Some massage schools include basic reflexology information or instruction in their core curriculum. However, to specialize in reflexology—the practice of manipulating zones on the feet or, sometimes, the hands or ears, that correspond to other areas of the body—requires specialized training.
What is reflexology?
The history of modern reflexology, according to the International Institute of Reflexology’s website, dates back to the early 20th century and William H. Fitzgerald, M.D., a New England ear, nose and throat specialist who published his findings about what he called Zone Analgesia—using pressure points to relieve pain and other symptoms. Other practitioners, including physical therapist Eunice D. Ingham, worked with Fitzgerald to develop and apply his system.
In foot reflexology, practitioners apply methodical, sustained pressure to certain areas of the feet with the intention of rebalancing and restoring the flow of energy, thus effecting positive change, elsewhere. A reflexologist can systematically work all areas of the feet to promote overall wellness, as well as target any issues the client presents with. For example, a specific area of the heel is said to correspond to the sciatic nerve; for a client suffering from pain in the sciatic area, the practitioner would apply pressure to the corresponding zone of the foot, rather than manipulate the problem area directly.
Claire Marie Miller, founder of Claire Marie Miller Seminars, has been a professional massage therapist for 36 years, and offers continuing education in many areas, including reflexology. She considers herself an “outlier” in the field of reflexology because she developed her own reflexology technique.
“There is not one method,” Miller said, but there is one goal of reflexology, she said: to help relieve clients’ pain and other issues.
Why is reflexology effective?
During a typical reflexology session, the therapist asks the client if he has any areas of pain, tightness or injury, and for new clients the therapist completes an intake form. The client remains clothed, except for shoes and socks, and either sits or lies down. The therapist then applies pressure to various spots on the feet, hands or ears, depending on the client’s needs, although foot reflexology is the modality employed most often.
The feet contain more than 7,000 nerve endings, according to many sources, including the Gale Encyclopedia of Alternative Medicine’s overview of reflexology. “It is a rich area for accessing the body,” said Miller.
Proponents of reflexology say it is helpful for a range of conditions, including digestive issues, infertility, tension headaches, spinal problems and many others. Research studies indicate reflexology reduces anxiety in chemotherapy patients; improves sleep for postpartum women; and reduces symptoms of low-back pain, among many other benefits. (These studies and more on reflexology and other modalities can be accessed at massagemag.com/research-studies.)
Reflexology and PTSD
Perhaps one of the most promising uses of reflexology being explored is in cases of post-traumatic stress disorder (PTSD).

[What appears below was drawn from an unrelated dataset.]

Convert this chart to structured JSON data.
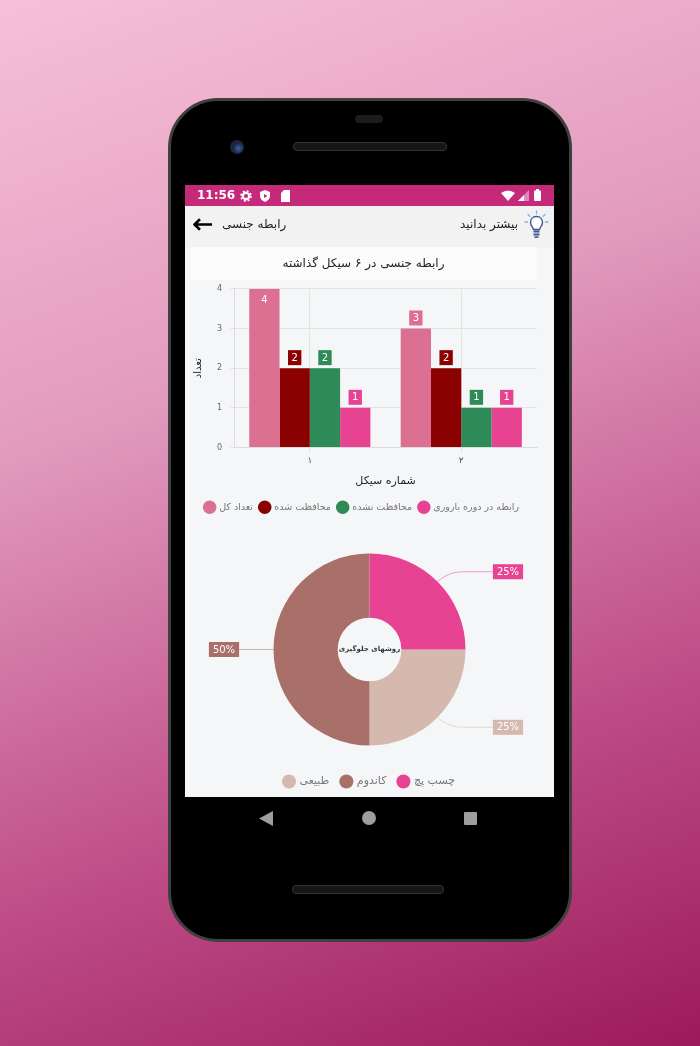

Miller described an encounter with a wounded military veteran she was seated next to on an airplane. In the course of normal conversation, she mentioned being a massage therapist; the man told her he had PTSD, and would never consider getting a massage.
“He said, ‘There’s no way I would take off all of my clothes and lay facedown with a stranger in the room,’” Miller said. She then explained to him how he could receive the relaxation benefit of reflexology while remaining face-up and fully clothed.
“Many people say that it is more relaxing than a full-body massage,” said Miller.
There is a growing body of research that supports the use of reflexology for people who have PTSD, including an Institute of Human Ecology study involving Israeli soldiers. This study, among others, is summarized on the Reflexology Research Project website, which is maintained by reflexology educators and authors Kevin and Barbara Kunz.
According to Miller, reflexology is a highly sought-after alternative therapy at Walter Reed National Military Medical Center, in Bethesda, Maryland. Demand for the treatment is so high that Cause USA, a group that, according to its website, “organizes programs that promote recreation, relaxation and resiliency for members of the U.S. Armed Services recuperating from injuries received in support of operations in Iraq and Afghanistan,” has a specific program to raise money for service members to get reflexology treatments, as well as massage and reiki sessions.
If you are interested in specializing in reflexology, several resources exist. The American Reflexology Certification Board, which offers board certification in the modality, is a good place to start. As with any specialized technique, specialized training must be completed in order to practice it. The International Institute of Reflexology, for example, offers an eight-day training that results in certification.